The Chancellor’s 2016 autumn statement confirmed the government’s plans to reform the Intermediaries Legislation, commonly referred to as IR35, this April. There are new measures introduced to ensure those in direct receipt of public funds pay the correct level of tax and national insurance contributions. This includes workers in schools.
IR35 is a complex set of rules concerning employment status that have evolved under case law over the last 100 years, as evidenced by the government’s own lengthy and complicated guidance notes.
According to the recent survey by the Recruitment and Employment Confederation (REC), public sector employers do not approve of the changes to the monitoring and reporting of skilled contractors’ tax status. The survey, based on the feedback from 95 public sector HR managers, highlighted that 69.5% expressed fears that the government’s changes would have a negative impact on NHS, councils and schools, by increasing their wage bill or damaging their ability to attract talented individuals and afford the senior contractors and interims they need to manage local public services. Furthermore, when asked about their ability to assess whether or not a contractor falls within the scope of IR35, 12.6% said they felt the rules were unclear, and just under 40% were unable to say they were confident in making those judgements.

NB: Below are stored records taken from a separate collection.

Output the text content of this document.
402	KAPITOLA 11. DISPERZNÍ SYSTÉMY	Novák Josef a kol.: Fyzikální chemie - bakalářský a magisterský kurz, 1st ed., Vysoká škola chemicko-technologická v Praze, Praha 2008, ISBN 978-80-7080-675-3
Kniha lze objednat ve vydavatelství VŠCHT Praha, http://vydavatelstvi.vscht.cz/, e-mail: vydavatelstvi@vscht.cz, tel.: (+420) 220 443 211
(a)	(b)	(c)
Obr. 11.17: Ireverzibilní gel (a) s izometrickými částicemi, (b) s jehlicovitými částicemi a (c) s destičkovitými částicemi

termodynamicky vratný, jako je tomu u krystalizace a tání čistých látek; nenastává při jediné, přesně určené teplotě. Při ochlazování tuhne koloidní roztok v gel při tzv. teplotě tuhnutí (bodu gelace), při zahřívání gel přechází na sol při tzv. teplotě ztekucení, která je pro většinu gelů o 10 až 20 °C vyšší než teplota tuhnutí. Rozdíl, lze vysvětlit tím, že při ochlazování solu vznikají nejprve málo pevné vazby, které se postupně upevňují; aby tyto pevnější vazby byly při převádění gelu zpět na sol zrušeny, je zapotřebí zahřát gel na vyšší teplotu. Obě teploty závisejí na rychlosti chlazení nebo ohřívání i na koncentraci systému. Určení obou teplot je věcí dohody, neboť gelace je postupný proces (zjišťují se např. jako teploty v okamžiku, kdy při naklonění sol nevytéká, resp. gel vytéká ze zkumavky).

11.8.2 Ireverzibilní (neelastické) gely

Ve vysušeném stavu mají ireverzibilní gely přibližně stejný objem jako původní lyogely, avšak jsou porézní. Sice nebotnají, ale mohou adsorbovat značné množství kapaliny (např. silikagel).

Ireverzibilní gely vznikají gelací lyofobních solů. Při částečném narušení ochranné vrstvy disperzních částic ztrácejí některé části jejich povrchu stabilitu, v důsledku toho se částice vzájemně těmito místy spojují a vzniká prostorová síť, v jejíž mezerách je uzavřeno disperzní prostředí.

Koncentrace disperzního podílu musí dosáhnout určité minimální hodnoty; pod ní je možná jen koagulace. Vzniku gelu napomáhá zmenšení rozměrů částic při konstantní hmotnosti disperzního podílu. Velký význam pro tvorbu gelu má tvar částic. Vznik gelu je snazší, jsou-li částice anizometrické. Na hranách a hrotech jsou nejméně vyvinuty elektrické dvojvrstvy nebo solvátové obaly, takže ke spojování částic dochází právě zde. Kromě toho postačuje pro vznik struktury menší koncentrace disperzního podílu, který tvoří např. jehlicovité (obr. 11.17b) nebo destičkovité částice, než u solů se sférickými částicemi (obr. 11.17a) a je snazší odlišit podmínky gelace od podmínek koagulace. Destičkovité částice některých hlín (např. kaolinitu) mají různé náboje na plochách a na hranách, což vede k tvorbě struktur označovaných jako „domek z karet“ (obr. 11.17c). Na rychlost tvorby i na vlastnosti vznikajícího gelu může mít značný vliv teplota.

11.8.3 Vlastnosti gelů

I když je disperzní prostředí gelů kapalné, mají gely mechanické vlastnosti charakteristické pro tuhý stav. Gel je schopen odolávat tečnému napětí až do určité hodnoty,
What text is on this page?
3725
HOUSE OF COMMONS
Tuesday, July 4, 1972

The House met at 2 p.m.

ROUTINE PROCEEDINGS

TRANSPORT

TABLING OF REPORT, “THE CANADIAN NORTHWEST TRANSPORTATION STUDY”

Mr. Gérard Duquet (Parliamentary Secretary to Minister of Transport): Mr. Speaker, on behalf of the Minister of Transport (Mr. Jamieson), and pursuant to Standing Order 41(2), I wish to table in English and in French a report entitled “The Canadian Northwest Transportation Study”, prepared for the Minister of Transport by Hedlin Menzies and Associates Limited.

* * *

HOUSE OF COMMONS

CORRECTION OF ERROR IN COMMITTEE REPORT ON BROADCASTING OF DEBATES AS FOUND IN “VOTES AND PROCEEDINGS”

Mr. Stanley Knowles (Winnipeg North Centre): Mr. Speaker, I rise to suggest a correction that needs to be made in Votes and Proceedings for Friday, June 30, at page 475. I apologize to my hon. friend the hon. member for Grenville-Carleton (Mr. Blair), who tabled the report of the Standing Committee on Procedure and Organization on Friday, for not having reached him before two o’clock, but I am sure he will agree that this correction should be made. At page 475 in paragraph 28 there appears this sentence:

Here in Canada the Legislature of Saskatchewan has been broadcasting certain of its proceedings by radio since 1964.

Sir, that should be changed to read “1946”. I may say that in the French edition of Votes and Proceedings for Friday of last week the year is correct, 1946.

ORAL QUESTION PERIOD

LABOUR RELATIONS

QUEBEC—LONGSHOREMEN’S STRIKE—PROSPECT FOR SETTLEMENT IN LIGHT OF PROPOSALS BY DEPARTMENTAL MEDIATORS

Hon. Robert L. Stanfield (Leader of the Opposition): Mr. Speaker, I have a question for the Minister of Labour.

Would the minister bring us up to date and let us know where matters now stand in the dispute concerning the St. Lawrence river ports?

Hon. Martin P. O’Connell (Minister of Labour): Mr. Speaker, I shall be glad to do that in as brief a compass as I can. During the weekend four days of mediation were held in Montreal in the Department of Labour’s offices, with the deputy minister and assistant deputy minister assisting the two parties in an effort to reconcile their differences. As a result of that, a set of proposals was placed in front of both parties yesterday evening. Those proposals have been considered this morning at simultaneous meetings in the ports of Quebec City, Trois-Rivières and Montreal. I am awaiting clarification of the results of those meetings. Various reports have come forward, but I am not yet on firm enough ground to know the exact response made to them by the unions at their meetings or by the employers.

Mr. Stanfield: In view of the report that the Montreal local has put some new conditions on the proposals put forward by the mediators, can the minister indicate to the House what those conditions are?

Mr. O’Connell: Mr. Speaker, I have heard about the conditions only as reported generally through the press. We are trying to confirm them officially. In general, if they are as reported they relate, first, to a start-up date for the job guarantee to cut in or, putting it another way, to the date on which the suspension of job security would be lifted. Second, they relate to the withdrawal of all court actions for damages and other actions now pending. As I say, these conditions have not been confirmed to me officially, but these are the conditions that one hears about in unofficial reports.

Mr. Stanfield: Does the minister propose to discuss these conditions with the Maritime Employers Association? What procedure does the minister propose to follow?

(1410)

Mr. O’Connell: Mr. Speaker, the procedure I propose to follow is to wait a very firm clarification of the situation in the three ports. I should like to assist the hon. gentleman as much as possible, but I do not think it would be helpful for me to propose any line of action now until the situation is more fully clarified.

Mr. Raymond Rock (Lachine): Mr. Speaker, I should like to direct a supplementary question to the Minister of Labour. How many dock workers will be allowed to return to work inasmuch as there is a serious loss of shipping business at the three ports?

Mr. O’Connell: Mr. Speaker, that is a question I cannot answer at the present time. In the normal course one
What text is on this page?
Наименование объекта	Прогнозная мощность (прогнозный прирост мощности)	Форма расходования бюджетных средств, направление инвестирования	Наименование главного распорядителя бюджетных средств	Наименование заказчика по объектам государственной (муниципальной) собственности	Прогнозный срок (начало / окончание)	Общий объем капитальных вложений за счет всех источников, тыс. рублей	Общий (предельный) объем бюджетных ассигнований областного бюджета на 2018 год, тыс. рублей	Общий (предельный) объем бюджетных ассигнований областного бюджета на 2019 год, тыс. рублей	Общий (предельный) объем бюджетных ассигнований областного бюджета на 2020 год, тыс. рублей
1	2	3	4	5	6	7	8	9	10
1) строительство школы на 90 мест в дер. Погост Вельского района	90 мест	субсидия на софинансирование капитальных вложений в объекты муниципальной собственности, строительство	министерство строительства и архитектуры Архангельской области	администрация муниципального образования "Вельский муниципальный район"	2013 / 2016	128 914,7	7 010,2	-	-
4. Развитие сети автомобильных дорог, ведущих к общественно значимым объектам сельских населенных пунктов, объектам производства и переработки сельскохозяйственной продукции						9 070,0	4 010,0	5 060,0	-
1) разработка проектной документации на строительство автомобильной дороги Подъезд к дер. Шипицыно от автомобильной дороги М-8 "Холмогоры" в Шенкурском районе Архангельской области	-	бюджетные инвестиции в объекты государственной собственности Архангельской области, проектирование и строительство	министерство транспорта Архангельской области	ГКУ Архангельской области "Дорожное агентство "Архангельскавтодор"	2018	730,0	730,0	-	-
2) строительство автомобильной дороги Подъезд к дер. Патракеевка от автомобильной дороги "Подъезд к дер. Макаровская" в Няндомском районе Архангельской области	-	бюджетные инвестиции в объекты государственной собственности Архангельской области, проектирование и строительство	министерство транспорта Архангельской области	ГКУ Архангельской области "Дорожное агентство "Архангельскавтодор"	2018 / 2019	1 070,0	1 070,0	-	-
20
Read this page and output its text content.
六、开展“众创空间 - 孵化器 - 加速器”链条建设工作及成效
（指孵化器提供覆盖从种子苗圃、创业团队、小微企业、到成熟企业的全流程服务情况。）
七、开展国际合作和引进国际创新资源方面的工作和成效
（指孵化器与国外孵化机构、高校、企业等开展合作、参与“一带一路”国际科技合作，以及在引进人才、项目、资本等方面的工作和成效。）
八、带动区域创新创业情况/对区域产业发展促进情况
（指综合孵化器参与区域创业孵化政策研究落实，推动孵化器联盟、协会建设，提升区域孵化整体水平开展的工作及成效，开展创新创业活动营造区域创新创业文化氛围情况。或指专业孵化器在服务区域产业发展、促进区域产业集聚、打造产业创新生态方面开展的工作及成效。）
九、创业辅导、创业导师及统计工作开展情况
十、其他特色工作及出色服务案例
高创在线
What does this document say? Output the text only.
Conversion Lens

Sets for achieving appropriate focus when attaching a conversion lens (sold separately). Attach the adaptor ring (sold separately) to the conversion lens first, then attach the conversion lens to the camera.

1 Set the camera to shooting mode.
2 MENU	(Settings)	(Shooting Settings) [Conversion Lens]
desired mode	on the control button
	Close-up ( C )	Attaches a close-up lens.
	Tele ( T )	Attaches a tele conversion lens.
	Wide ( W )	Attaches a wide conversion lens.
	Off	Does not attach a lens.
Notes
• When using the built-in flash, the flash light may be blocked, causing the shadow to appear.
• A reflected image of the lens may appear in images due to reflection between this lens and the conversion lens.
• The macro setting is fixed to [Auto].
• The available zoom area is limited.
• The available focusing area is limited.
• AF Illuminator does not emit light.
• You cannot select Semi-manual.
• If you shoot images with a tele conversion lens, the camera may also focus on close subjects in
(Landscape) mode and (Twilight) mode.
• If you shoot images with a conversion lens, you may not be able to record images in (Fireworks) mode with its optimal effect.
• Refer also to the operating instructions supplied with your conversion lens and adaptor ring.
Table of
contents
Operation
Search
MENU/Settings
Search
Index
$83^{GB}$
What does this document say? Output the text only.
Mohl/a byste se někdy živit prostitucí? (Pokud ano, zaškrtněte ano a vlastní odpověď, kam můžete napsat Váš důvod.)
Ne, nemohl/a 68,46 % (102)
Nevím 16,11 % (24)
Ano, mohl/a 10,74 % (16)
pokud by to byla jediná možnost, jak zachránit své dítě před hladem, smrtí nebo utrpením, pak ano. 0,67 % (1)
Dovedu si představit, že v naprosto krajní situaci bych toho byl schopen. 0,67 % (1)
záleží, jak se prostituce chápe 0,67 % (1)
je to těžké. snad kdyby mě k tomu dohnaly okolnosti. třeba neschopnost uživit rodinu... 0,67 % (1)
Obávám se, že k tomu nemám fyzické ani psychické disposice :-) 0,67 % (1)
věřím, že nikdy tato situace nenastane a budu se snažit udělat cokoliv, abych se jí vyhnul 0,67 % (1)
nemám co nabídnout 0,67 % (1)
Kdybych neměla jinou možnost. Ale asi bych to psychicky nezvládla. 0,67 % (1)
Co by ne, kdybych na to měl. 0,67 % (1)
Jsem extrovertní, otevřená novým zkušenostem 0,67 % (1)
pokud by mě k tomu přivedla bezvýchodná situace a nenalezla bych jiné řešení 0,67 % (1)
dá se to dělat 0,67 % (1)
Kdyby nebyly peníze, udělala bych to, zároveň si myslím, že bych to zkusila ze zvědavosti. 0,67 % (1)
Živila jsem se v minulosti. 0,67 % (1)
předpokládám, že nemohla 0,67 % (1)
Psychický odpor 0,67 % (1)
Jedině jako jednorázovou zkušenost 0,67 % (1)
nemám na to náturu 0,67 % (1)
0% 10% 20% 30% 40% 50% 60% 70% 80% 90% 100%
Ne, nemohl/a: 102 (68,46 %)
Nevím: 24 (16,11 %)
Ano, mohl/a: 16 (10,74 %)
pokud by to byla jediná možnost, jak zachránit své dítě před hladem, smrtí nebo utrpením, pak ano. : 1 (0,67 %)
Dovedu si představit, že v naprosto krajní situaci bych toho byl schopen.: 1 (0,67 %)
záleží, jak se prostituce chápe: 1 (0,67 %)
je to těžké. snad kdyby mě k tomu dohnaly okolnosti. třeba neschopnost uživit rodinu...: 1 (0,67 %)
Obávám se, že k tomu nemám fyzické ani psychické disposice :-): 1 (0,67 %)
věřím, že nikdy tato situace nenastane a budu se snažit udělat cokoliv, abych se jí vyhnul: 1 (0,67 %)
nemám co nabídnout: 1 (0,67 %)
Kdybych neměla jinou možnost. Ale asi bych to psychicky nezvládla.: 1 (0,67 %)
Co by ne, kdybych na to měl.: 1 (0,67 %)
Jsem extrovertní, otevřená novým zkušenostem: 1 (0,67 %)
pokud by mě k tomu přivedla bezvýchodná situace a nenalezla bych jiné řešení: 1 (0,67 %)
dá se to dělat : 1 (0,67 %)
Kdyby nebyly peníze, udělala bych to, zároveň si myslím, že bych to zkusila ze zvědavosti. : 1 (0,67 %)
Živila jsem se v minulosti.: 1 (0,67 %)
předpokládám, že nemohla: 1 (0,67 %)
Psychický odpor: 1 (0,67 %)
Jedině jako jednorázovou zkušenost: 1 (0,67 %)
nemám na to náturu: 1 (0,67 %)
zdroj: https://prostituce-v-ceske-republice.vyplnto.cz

HMRC estimates 90% non-compliance with the previous IR35 rules, in that employers were engaging workers under IR35 when in fact they should be treating them as employees for the purposes of PAYE and National Insurance. Consequently, HMRC states that the new IR35 rules aim to ensure consistent treatment of workers moving forwards, from the perspective of operating PAYE Tax and National Insurance.
IR35 Intermediaries Legislation - What is it?
All public sector employers will be affected by the set of rules known as IR35 that concern tax and National Insurance contributions.
The legislation has actually been in force for a good number of years, but the change from 6 April this year moves the responsibility of determining a contractor’s IR35 status from the contractor, to the end-client, i.e. schools. Interest and penalties can be charged on any extra tax and National Insurance contributions that are owed. Penalties may be more severe if it can be proved that IR35 rules or legislation have been deliberately ignored.
Workers that are paid through an intermediary will need to be assessed to discover if IR35 applies. An intermediary may be:
- The person’s own limited company
- A service or personal service company
- A partnership
Therefore, there is an obligation to check the employment status of any contractor that is invoicing, rather than being paid a salary through the payroll. There is a complex set of rules and criteria to help determine whether any particular scenario is caught by the rules.
Who needs to be aware of the changes in schools and academies?
IR35 does not apply when the worker is being paid as an employee on a school’s payroll, or as an agency employee on the agency’s payroll, and where all payments made to the worker are already subject to the deduction of PAYE Tax and National Insurance by the school / academy, or by the hiring agency.
Agencies will also be affected by the new rules if they supply a worker to a school or academy, who operates through a personal service company. The agency will have to pay the employer’s NICs but the school will have to determine if the new rules apply.
Schools have to use the facts of each contract of engagement to decide if IR35 applies. It is important not to just use a description, or a job title. It will be necessary for school business managers or HR officers to work out an individual’s employment status for each contract, by considering what that relationship would be if there wasn’t an intermediary involved. This practically needs reviewing for each individual contract, so make sure it is considered again if the arrangements change. The impact can be far-reaching considering the external support most schools engage with across an academic year. The new rules may, for example, apply to contracts with educational consultants, sports coaches, peripatetic teachers, and exam invigilators.
An online checker is available to verify the status of any workers. HMRC will abide by that decision, although they will want to check that the answers given are correct. We recommend keeping a copy of the decision for your own records. Before using the online checker, knowledge of the engagement will be necessary, including:
- The contractual basis upon which the worker is engaged
- The worker’s duties and responsibilities
- Who decides what work needs to be done
- Who decides when, where and how the work is done
- How the worker will be paid
- If the worker can use a substitute worker for all or part of the work, and if so then who pays the substitute
- If the engagement includes any benefits or reimbursement for expenses.
Accurate and comprehensive record keeping is highly important in ensuring that decisions made in individual cases, both before and after 6 April 2017, are consistent and can be justified in the context of IR35.
Payroll and HR implications for Schools & Academies
Although contractors impacted by this measure may have to pay tax like an employee, their employment status will not change, so they will not receive the rights and benefits that go with employment such as pension contributions, holiday pay and unfair dismissal rights.
Naturally, the impact on schools of the IR35 rule is that it will increase the wage bills of academies and schools, as they will have to pay employers’ National Insurance Contributions on the contractor payments. This comes at a time when the education sector is already under extreme financial pressure.